I had to drop a tranny in a '93 940 na to find out what busted out a chunk of the inspection cover at 70MPH. It ended up being a rear seal carrier plate screw that vibrated loose, and at high velocity tumbled around the bell housing driven by the torque converter until it shot out. This led me to the use of Loctite 242 on many these screws missing lock washers.

I did not have to touch the exhaust or the wiring except a few on the tranny. Partial recall…4-six ton jacks as high as they can go, remove the cooler lines and clamps at the tranny, disconnect the shifter linkage, disconnect the kick down cable at the throttle and the countless things nate mentioned that I forgot such as removing the distributor cap to allow a little engine tilt. You will need 3 feet or so of 1/2 extensions and a universal, one person to hold the 18mm socket and one person to turn the breaker bar. I supported the engine slightly at the rear of the oil pan with a small jack and used a cheap tranny jack. I still had to wrestle the tranny off the jack to get it out from under the car. Oh yeah, remember to put the engine at TDC first and mark the flywheel after removing the tranny.

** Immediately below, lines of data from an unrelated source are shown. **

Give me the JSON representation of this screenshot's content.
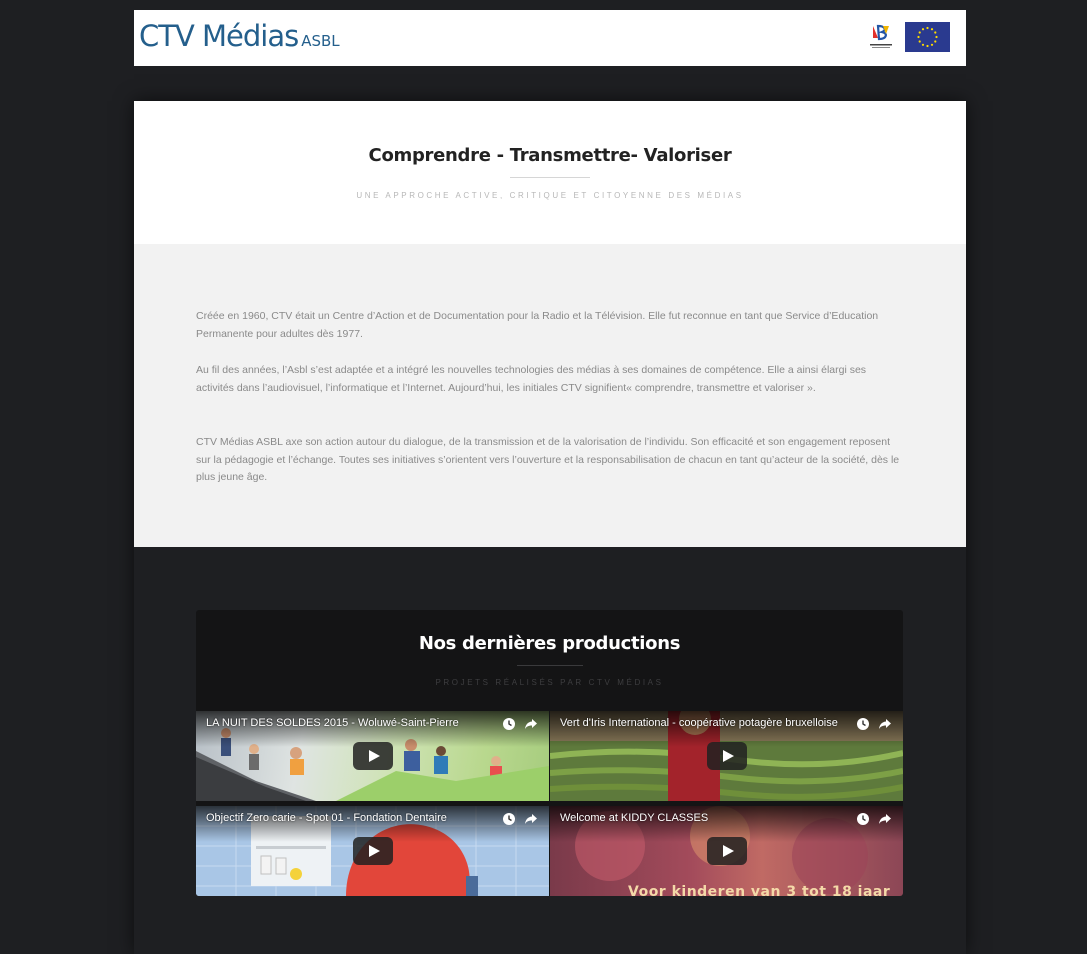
{
  "header": {
    "logo_main": "CTV Médias",
    "logo_sub": "ASBL"
  },
  "hero": {
    "title": "Comprendre - Transmettre- Valoriser",
    "subtitle": "UNE APPROCHE ACTIVE, CRITIQUE ET CITOYENNE DES MÉDIAS"
  },
  "about": {
    "paragraphs": [
      "Créée en 1960, CTV était un Centre d’Action et de Documentation pour la Radio et la Télévision. Elle fut reconnue en tant que Service d’Education Permanente pour adultes dès 1977.",
      "Au fil des années, l’Asbl s’est adaptée et a intégré les nouvelles technologies des médias à ses domaines de compétence. Elle a ainsi élargi ses activités dans l’audiovisuel, l’informatique et l’Internet. Aujourd’hui, les initiales CTV signifient« comprendre, transmettre et valoriser ».",
      "CTV Médias ASBL axe son action autour du dialogue, de la transmission et de la valorisation de l’individu. Son efficacité et son engagement reposent sur la pédagogie et l’échange. Toutes ses initiatives s’orientent vers l’ouverture et la responsabilisation de chacun en tant qu’acteur de la société, dès le plus jeune âge."
    ]
  },
  "productions": {
    "title": "Nos dernières productions",
    "subtitle": "PROJETS RÉALISÉS PAR CTV MÉDIAS",
    "videos": [
      {
        "title": "LA NUIT DES SOLDES 2015 - Woluwé-Saint-Pierre"
      },
      {
        "title": "Vert d'Iris International - coopérative potagère bruxelloise"
      },
      {
        "title": "Objectif Zero carie - Spot 01 - Fondation Dentaire"
      },
      {
        "title": "Welcome at KIDDY CLASSES",
        "overlay_text": "Voor kinderen van 3 tot 18 jaar"
      }
    ]
  },
  "icons": {
    "watch_later": "clock-icon",
    "share": "share-icon",
    "play": "play-icon"
  },
  "colors": {
    "background": "#1e1f22",
    "logo_blue": "#245f8c",
    "eu_blue": "#2a3a8f",
    "eu_star": "#ffdd00"
  }
}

The seal had a slight dribble of oil which I think they all have. Of course I replaced it, with the carrier plate off the engine.

I think there is a discussion in the FAQ about disconnecting the exhaust to make more room to wiggle the tranny back. I did not have to touch it but the turbo exhaust may be an issue plus the 91SE is a slightly different animal in itself. (I can easily say that.)

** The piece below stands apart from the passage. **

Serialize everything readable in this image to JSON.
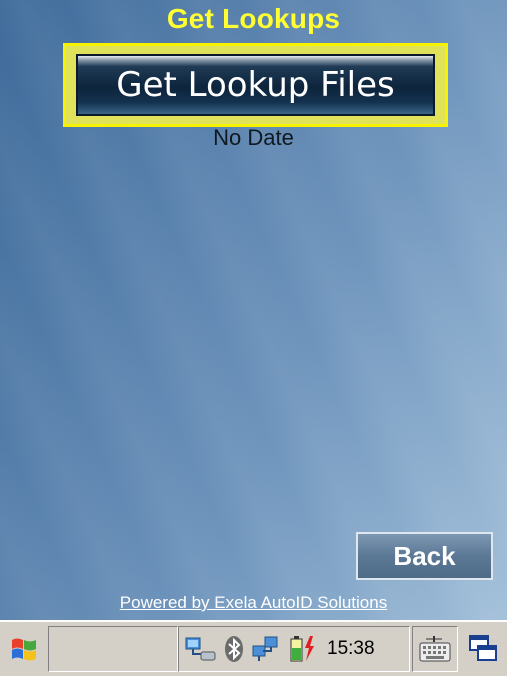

As for engine mounts, I used a jack from the bottom but never again. Too many chances for the jack to slip with fingers in there. I have since cut up some 2X6s and 8s to lift the engine like this, http://www.brickboard.com/FAQ/700-900/SpecialTools.htm#EngineLiftandSupport

Don’t trust the jack stands with cheap casted posts and hidden cracks under the paint. Put logs, tires, or concrete blocks under the car just in case.